Passengers and disabled person in the interior of the airport

United Airlines faces millions in fines from the Department of Transportation for alleged rule violations.

United Airlines is facing $2.75 million in fines levied by the U.S. Department of Transportation (DOT) for alleged violations of two major consumer protection rules. In a press release, the DOT announced the fines for breaking rules over travelers with disabilities and tarmac delay rules.

The fines stem from multiple complaints issued by disabled travelers against the legacy carrier in 2014. After reviewing the complaints, investigators concluded the airline did not do enough to provide accommodations at five of their hub airports, including Chicago O’Hare International Airport (ORD) and Newark Liberty International Airport (EWR). According to the DOT, United did not “provide passengers with disabilities prompt and adequate assistance with enplaning and deplaning aircraft and with moving through the terminal” at the airports.

“It is our duty to ensure that travelers with disabilities have access to the services they need, and that when significant tarmac delays happen, travelers are not left on the plane,” Transportation Secretary Anthony Foxx said in the press release. “We will make sure that airlines comply with our rules and treat their passengers fairly.”

In addition, the DOT claims United allowed six flights to sit on the tarmac longer than allowed under the rules. Five of the extended delays took place at ORD, while a sixth incident happened after a flight was diverted to Houston Hobby Airport (HOU).

Some of the fines levied against United will go towards technological efforts to assist disabled passengers, including adding the ability to request assistance through the airline’s mobile application, as well as monitoring ground service vendors contracted to provide wheelchairs and assistance to disabled flyers. United will receive $650,000 in credits for settlements to disabled flyers, while the remaining $750,000 will be levied for the tarmac delays.

The fines come as flyer faith in the tarmac delay rule is at an all-time low. A recent study suggests the rule has made domestic travel even more difficult.

[Photo: Getty Images]

Comments are Closed.
KRSW January 12, 2016

$2.5M? Smisek was got paid $12M in 2014, his golden parachute works out to ~$9M. I don't think $2.5M is going to make a hill of beans difference.

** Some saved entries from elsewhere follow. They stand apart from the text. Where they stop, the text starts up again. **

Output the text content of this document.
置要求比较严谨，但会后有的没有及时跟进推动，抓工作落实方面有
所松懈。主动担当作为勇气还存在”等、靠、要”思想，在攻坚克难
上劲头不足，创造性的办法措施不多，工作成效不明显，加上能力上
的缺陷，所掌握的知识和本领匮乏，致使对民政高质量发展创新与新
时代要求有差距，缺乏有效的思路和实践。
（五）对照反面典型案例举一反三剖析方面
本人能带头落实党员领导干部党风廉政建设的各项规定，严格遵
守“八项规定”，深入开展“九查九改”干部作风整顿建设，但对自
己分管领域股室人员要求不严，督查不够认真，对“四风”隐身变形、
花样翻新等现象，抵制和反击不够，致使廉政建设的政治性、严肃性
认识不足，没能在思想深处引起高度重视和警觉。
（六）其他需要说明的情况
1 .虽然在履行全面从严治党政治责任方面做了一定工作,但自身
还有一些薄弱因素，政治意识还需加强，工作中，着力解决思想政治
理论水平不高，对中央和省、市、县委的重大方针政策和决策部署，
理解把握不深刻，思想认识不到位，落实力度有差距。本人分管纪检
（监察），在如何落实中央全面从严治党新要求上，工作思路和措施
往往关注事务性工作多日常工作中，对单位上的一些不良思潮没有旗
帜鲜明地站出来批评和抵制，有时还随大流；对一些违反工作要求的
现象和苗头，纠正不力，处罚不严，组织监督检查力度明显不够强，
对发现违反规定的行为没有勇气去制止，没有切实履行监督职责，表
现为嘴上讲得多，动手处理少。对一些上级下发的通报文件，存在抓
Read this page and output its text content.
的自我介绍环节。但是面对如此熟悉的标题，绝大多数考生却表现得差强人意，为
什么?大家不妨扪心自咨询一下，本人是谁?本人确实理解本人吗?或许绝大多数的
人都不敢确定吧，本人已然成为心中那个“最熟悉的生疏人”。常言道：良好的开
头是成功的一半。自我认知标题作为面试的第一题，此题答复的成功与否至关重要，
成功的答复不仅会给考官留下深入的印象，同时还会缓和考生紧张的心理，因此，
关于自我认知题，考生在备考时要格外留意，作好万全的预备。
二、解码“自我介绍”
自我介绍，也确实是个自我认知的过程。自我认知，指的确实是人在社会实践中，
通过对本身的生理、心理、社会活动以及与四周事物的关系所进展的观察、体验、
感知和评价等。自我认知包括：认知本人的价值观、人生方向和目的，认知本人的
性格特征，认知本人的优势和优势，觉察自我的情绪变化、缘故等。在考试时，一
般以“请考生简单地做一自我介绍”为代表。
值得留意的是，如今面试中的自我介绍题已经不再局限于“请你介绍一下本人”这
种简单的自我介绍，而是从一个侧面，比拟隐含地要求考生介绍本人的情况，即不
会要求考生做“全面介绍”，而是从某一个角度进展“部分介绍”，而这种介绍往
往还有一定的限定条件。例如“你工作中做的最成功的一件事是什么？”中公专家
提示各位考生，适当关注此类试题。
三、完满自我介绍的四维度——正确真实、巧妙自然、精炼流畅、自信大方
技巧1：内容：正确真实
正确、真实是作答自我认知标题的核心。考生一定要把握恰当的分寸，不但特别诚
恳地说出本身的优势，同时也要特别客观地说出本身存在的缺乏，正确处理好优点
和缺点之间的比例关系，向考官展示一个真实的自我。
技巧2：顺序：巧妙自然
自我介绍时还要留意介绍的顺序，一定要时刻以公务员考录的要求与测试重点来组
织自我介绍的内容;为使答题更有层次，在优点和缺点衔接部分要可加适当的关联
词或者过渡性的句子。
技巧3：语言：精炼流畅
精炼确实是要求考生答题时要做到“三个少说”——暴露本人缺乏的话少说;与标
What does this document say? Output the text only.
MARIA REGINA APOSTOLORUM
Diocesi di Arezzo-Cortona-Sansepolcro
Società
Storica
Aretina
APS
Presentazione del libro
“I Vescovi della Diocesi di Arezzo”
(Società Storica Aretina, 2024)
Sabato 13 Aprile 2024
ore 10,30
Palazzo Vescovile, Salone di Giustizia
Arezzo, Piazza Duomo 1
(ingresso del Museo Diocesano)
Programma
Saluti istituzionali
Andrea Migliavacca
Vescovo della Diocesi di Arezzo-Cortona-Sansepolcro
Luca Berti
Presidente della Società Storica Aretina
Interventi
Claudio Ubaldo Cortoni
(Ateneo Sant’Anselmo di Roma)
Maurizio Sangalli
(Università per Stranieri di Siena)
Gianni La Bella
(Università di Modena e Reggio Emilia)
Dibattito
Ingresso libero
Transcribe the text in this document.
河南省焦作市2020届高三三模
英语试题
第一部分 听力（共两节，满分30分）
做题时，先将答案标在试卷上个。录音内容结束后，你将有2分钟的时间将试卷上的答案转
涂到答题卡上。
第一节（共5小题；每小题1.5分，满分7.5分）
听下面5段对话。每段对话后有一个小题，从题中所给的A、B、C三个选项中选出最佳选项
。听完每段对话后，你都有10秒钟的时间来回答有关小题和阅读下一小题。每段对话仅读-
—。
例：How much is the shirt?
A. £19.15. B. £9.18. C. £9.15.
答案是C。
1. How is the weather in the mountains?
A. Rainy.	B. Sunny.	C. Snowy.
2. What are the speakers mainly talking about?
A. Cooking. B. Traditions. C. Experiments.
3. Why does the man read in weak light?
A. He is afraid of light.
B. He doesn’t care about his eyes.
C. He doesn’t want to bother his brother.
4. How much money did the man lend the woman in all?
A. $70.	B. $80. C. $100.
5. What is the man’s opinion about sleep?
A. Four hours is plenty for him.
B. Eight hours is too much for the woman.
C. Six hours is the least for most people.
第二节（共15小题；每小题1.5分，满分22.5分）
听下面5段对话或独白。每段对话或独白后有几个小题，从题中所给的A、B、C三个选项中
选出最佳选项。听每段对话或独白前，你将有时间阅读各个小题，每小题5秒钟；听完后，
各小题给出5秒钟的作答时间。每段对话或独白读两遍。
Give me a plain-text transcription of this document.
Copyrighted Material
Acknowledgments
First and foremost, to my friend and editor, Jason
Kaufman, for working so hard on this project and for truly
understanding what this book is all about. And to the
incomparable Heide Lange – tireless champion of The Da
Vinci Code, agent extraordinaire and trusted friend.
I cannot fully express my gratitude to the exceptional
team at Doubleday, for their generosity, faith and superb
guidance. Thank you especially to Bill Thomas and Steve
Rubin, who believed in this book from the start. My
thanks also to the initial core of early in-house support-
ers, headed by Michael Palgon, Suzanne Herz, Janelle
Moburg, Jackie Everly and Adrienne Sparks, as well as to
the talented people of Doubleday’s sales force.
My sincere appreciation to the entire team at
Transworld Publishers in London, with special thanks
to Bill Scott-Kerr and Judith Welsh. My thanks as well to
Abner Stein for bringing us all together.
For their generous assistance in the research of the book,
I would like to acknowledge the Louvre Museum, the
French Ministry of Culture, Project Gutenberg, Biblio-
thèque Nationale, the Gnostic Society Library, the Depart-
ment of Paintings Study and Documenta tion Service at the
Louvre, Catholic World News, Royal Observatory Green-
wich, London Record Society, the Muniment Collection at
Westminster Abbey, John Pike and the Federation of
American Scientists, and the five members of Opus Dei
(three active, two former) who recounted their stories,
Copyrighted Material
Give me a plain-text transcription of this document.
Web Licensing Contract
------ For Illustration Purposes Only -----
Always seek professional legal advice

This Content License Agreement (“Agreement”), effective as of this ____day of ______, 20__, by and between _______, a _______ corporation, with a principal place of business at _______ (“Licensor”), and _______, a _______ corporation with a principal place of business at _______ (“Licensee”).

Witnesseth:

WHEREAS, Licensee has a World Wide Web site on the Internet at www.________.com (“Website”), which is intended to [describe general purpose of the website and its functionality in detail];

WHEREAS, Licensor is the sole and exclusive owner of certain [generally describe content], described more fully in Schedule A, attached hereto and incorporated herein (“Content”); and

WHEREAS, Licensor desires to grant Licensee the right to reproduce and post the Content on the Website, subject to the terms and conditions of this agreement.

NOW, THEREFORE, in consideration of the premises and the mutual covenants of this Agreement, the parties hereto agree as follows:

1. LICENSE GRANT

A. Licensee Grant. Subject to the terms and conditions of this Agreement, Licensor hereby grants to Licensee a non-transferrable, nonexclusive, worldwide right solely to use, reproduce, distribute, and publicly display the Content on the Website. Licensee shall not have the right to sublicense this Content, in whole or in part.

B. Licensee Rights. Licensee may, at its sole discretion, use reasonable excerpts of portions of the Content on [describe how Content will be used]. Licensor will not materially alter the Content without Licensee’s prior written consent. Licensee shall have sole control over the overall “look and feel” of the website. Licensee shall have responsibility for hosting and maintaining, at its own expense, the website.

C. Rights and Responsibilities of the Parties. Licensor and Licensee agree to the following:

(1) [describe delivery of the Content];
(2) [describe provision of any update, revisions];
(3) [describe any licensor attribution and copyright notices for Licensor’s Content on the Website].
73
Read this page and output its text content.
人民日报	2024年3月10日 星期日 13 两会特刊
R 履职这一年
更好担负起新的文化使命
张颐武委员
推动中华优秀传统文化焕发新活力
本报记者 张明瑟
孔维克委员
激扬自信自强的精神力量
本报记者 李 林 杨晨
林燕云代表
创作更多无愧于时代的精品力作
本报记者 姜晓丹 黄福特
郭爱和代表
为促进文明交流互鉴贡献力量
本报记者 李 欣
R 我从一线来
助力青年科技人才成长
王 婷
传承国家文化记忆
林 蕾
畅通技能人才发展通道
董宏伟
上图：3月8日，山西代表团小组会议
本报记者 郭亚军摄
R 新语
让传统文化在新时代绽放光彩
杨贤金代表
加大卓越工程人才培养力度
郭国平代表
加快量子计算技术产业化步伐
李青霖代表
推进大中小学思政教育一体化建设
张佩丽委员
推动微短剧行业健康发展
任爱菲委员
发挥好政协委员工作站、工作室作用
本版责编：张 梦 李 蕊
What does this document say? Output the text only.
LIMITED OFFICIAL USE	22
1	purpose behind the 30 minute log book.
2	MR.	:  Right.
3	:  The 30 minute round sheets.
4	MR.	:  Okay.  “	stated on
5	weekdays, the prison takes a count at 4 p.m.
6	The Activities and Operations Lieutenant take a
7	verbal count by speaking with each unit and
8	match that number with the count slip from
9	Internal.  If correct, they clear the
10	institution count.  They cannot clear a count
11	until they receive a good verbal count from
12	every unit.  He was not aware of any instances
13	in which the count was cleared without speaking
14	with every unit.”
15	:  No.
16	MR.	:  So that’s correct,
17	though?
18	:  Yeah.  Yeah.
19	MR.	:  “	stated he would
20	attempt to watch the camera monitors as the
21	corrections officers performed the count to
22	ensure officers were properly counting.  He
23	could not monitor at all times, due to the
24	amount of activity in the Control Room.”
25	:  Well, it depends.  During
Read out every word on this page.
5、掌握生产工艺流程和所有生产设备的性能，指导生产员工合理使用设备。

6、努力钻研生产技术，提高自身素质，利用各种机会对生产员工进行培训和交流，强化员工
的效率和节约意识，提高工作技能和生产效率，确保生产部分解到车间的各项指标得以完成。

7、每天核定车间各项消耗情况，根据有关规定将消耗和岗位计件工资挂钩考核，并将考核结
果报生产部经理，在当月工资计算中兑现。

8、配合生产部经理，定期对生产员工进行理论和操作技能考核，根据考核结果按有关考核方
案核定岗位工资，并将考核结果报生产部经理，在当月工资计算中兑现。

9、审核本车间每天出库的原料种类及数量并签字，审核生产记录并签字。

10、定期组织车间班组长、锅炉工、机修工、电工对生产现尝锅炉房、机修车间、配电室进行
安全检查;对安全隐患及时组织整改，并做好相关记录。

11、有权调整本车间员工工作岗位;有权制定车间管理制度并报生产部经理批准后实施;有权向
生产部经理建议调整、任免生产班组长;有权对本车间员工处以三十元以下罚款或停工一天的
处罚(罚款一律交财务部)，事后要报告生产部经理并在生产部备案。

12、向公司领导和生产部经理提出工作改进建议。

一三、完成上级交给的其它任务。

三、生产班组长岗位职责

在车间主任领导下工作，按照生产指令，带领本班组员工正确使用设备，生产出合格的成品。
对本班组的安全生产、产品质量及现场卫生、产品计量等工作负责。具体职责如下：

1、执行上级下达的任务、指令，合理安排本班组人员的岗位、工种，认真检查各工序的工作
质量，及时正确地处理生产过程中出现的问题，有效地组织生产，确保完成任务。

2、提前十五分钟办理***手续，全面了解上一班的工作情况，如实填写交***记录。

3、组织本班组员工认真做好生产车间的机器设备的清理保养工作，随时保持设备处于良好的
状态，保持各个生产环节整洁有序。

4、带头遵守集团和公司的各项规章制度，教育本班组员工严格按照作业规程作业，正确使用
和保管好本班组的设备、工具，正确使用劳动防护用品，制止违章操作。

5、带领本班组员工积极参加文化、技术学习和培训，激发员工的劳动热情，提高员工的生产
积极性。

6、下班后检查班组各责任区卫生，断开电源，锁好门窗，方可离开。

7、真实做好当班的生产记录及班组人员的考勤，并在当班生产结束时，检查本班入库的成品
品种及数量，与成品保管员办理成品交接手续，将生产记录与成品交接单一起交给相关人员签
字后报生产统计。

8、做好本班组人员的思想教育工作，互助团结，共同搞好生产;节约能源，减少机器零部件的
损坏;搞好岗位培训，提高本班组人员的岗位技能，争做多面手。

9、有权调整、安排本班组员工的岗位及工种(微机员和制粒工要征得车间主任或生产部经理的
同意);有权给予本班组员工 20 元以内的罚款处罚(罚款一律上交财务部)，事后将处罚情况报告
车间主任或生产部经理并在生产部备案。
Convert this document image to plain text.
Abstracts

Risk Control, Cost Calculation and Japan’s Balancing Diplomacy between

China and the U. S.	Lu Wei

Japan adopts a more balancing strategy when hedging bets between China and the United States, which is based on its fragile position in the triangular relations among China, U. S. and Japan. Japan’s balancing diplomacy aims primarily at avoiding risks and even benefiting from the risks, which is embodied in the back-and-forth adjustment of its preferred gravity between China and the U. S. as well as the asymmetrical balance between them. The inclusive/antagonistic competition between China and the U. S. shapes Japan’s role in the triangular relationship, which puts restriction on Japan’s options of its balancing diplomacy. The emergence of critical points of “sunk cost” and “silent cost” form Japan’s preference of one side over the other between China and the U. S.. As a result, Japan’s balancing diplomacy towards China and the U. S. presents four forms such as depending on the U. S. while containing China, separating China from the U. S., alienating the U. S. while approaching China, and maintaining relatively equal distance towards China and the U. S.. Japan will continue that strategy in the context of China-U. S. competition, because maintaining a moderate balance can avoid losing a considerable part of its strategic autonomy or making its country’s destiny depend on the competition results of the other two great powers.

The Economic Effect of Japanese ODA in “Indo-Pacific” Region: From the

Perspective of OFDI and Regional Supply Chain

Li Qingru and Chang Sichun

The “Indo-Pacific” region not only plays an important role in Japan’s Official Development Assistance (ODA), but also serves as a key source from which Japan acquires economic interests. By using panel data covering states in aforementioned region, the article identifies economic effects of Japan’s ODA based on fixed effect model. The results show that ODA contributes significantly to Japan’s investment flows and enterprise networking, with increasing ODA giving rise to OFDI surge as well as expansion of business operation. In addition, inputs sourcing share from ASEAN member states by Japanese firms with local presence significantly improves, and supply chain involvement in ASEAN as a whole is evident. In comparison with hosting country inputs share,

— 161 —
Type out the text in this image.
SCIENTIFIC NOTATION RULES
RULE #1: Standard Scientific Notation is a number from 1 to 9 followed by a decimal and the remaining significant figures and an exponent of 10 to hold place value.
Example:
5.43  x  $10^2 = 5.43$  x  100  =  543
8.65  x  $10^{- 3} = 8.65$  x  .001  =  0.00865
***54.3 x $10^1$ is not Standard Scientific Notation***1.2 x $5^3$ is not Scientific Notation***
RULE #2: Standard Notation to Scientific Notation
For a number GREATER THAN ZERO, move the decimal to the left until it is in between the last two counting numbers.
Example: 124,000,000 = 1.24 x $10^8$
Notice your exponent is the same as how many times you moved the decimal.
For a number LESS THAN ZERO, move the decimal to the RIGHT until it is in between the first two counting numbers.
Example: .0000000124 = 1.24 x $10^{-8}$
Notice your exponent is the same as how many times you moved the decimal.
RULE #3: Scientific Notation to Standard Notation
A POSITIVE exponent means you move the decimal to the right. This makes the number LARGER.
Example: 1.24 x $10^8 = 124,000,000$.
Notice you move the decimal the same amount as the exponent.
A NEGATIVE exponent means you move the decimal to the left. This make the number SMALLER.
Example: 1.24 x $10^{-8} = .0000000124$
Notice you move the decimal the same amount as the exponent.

FlyingWithers January 9, 2016

Yet another reason not to fly UA. I have s strict policy of not doing business with companies that cheat customers. That applies to airlines, banks, credit card companies, etc. The only way to stop company cheating is to stop doing business with them. If something can't go on forever, it will stop: Economist Herbert Stein

Ronlap January 8, 2016

My mom and her caregiver flew SFO-ORD-SFO. Her caregiver had to leave her sitting in the lobby while she ran around trying to find a wheelchair - even though my mom had one listed in her PNR. The agent was apologetic, but that doesn't help.